Mrs. Dane's Defense. A new repertory company of able artists (Violet Heming, Alison Skipworth, Robert Warwick, et al.) revived as their first production this play of the yeasty '90's. As everyone over 40 knows and everyone who has ever attended a course on the drama can explain, this was a slashing play. Mrs. Dane was a fallen woman, and she lied about it--to preserve her place in suburban London society and to keep the young squib whom she loved. Such conduct was reprehensible, and the neighbors, including the ineffective young swain, felt obligated to expel her. Chastity went without saying in the '90's, until Playwright Henry Arthur Jones said several things about it defending Mrs. Dane. Reviews of the play were of two opinions. Older theatregoers remembered the sex dialectics of their youth. Young ones were mystified by a creed of elaborate duplicity. The play was an ambiguous first choice by the new company.

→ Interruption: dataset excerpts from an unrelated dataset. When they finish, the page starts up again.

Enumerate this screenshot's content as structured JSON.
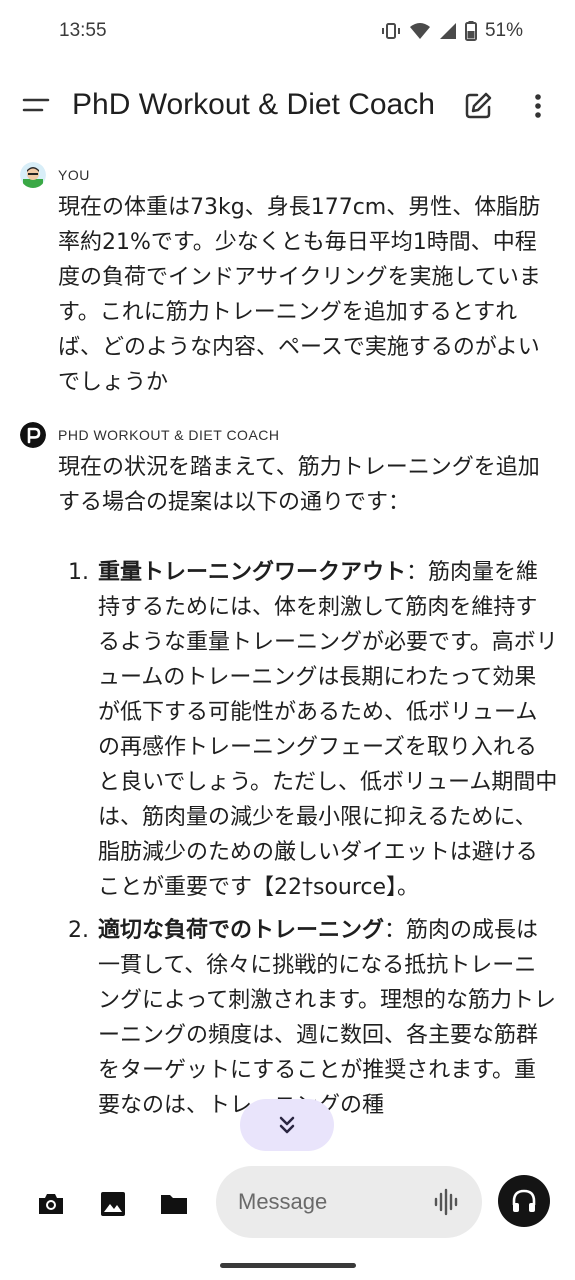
{
  "status": {
    "time": "13:55",
    "battery": "51%"
  },
  "header": {
    "title": "PhD Workout & Diet Coach"
  },
  "messages": [
    {
      "sender": "YOU",
      "text": "現在の体重は73kg、身長177cm、男性、体脂肪率約21%です。少なくとも毎日平均1時間、中程度の負荷でインドアサイクリングを実施しています。これに筋力トレーニングを追加するとすれば、どのような内容、ペースで実施するのがよいでしょうか"
    },
    {
      "sender": "PHD WORKOUT & DIET COACH",
      "intro": "現在の状況を踏まえて、筋力トレーニングを追加する場合の提案は以下の通りです：",
      "items": [
        {
          "num": "1.",
          "title": "重量トレーニングワークアウト",
          "text": "：筋肉量を維持するためには、体を刺激して筋肉を維持するような重量トレーニングが必要です。高ボリュームのトレーニングは長期にわたって効果が低下する可能性があるため、低ボリュームの再感作トレーニングフェーズを取り入れると良いでしょう。ただし、低ボリューム期間中は、筋肉量の減少を最小限に抑えるために、脂肪減少のための厳しいダイエットは避けることが重要です【22†source】。"
        },
        {
          "num": "2.",
          "title": "適切な負荷でのトレーニング",
          "text": "：筋肉の成長は一貫して、徐々に挑戦的になる抵抗トレーニングによって刺激されます。理想的な筋力トレーニングの頻度は、週に数回、各主要な筋群をターゲットにすることが推奨されます。重要なのは、トレーニングの種"
        }
      ]
    }
  ],
  "composer": {
    "placeholder": "Message"
  },
  "icons": {
    "menu": "menu-icon",
    "edit": "edit-icon",
    "more": "more-vertical-icon",
    "camera": "camera-icon",
    "image": "image-icon",
    "folder": "folder-icon",
    "waveform": "waveform-icon",
    "headphones": "headphones-icon",
    "scroll": "chevron-double-down-icon"
  },
  "colors": {
    "scroll_button_bg": "#e9e4fb",
    "input_bg": "#ebebeb",
    "voice_button_bg": "#141414"
  }
}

Rain or Shine. Joe Cook is a comic, worshiped not by his public but by his disciples. He is a comedian funny through the sheer disconnection of his dialogues. He tells unending stories with the eagerest conviction, no two sentences of which have the faintest rational relation. He wears no mad makeups, talks no dialects. He sings well enough, dances deftly, juggles Indian clubs, balances at the top of a 12 foot pole swinging hoops on his heels, walks a huge ball up a perilous incline and down the other side, whirls with his feet a heavy pole weighted with a man at either end, tumbles neatly, and catches lighted matches in his mouth. He might be compared to Douglas Fairbanks gone incurably insane. So unaccountable are his activities that some people trying to follow him, don't think that he is funny. They had best be absent from Rain or Shine. With meagre notable exceptions it is a wretched show. But for those who like Joe Cook it is heavenly ceremony.

*Centre of Manhattan's colored population.